A Isabel no le quedó más remedio que darles la razón y, para despistar, comenzó a bailar con otros hombres en las veladas a las que acudía. Durante un tiempo, la treta funcionó, pero en la boda de una hija de Dicky Mountbatten, todo saltó por los aires. Tanto Felipe como Isabel acudieron como invitados y a la prensa no se les escapó la mirada enamorada de ambos. Los periódicos comenzaron a especular sobre el enlace, pero como había temido Buckingham, la respuesta del público fue furibunda. La respuesta era claramente no.
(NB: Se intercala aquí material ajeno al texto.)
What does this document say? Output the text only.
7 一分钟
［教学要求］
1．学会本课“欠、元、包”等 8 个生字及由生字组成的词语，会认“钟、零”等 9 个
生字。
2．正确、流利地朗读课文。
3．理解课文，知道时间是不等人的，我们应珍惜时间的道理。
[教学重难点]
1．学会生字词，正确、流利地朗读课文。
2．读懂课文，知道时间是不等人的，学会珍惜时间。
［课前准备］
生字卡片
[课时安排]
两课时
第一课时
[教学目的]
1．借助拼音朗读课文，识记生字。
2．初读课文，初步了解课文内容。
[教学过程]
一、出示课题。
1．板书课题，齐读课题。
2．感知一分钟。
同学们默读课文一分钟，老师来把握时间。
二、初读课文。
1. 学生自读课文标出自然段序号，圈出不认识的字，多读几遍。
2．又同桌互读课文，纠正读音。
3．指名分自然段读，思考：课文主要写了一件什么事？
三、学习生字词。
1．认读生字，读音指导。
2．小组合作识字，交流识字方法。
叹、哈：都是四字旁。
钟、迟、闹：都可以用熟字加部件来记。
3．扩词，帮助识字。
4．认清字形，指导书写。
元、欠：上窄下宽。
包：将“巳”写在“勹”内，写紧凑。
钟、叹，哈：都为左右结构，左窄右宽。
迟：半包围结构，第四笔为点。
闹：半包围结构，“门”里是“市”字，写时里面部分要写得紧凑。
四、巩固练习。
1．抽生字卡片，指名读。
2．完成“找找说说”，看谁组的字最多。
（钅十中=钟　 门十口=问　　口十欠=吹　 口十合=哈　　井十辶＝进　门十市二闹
Inglaterra no pensaba tolerar semejante disparate.
Mountbatten supo que tenía que actuar rápidamente y comenzó a orquestrar numerosos cambios en su sobrino, incluso le cambió el apellido. Pero ni siquiera al Rey aquellos cambios parecían convencerle. A la desesperada, Jorge VI pensó que todavía tenía una oportunidad para parar aquel enlace que no gustaba a nadie. La familia tenía por delante un viaje a Sudáfrica, una excusa perfecta para que Felipe e Isabel se distanciaran. Tanto Jorge VI como su esposa cruzaron los dedos para que el amor entre ellos se apagara.
Pero los eventos se precipitaron. En mayo, la familia real regresó del viaje e Isabel exigió que su compromiso se hiciera público. Al final, ganó la batalla: el anuncio se hizo el 10 de julio.
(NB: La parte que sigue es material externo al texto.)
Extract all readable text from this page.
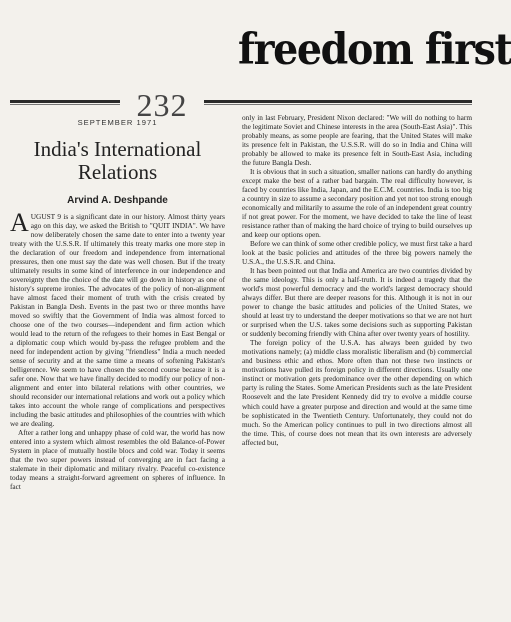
freedom first
232
SEPTEMBER 1971
India's International Relations
Arvind A. Deshpande

AUGUST 9 is a significant date in our history. Almost thirty years ago on this day, we asked the British to "QUIT INDIA". We have now deliberately chosen the same date to enter into a twenty year treaty with the U.S.S.R. If ultimately this treaty marks one more step in the declaration of our freedom and independence from international pressures, then one must say the date was well chosen. But if the treaty ultimately results in some kind of interference in our independence and sovereignty then the choice of the date will go down in history as one of history's supreme ironies. The advocates of the policy of non-alignment have almost faced their moment of truth with the crisis created by Pakistan in Bangla Desh. Events in the past two or three months have moved so swiftly that the Government of India was almost forced to choose one of the two courses—independent and firm action which would lead to the return of the refugees to their homes in East Bengal or a diplomatic coup which would by-pass the refugee problem and the need for independent action by giving "friendless" India a much needed sense of security and at the same time a means of softening Pakistan's belligerence. We seem to have chosen the second course because it is a safer one. Now that we have finally decided to modify our policy of non-alignment and enter into bilateral relations with other countries, we should reconsider our international relations and work out a policy which takes into account the whole range of complications and perspectives including the basic attitudes and philosophies of the countries with which we are dealing.

After a rather long and unhappy phase of cold war, the world has now entered into a system which almost resembles the old Balance-of-Power System in place of mutually hostile blocs and cold war. Today it seems that the two super powers instead of converging are in fact facing a stalemate in their diplomatic and military rivalry. Peaceful co-existence today means a straight-forward agreement on spheres of influence. In fact

only in last February, President Nixon declared: "We will do nothing to harm the legitimate Soviet and Chinese interests in the area (South-East Asia)". This probably means, as some people are fearing, that the United States will make its presence felt in Pakistan, the U.S.S.R. will do so in India and China will probably be allowed to make its presence felt in South-East Asia, including the future Bangla Desh.

It is obvious that in such a situation, smaller nations can hardly do anything except make the best of a rather bad bargain. The real difficulty however, is faced by countries like India, Japan, and the E.C.M. countries. India is too big a country in size to assume a secondary position and yet not too strong enough economically and militarily to assume the role of an independent great country if not great power. For the moment, we have decided to take the line of least resistance rather than of making the hard choice of trying to build ourselves up and keep our options open.

Before we can think of some other credible policy, we must first take a hard look at the basic policies and attitudes of the three big powers namely the U.S.A., the U.S.S.R. and China.

It has been pointed out that India and America are two countries divided by the same ideology. This is only a half-truth. It is indeed a tragedy that the world's most powerful democracy and the world's largest democracy should always differ. But there are deeper reasons for this. Although it is not in our power to change the basic attitudes and policies of the United States, we should at least try to understand the deeper motivations so that we are not hurt or surprised when the U.S. takes some decisions such as supporting Pakistan or suddenly becoming friendly with China after over twenty years of hostility.

The foreign policy of the U.S.A. has always been guided by two motivations namely; (a) middle class moralistic liberalism and (b) commercial and business ethic and ethos. More often than not these two instincts or motivations have pulled its foreign policy in different directions. Usually one instinct or motivation gets predominance over the other depending on which party is ruling the States. Some American Presidents such as the late President Roosevelt and the late President Kennedy did try to evolve a middle course which could have a greater purpose and direction and would at the same time be sophisticated in the Twentieth Century. Unfortunately, they could not do much. So the American policy continues to pull in two directions almost all the time. This, of course does not mean that its own interests are adversely affected but,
Meses más tarde, y resplandeciente del amor que sentía por su prometido, Isabel logró su cometido y se convirtió en la mujer de un simple marino. Fue su primera batalla contra el establishment, y ya demostró por entonces de qué fuste estaba hecha. Aunque muchos la vieran como una muchachita tímida y sin especial entereza, Isabel estaba en realidad hecha de hierro por dentro.
Muchos años más tarde, cuando se convirtió en reina, el mundo entero lo vería.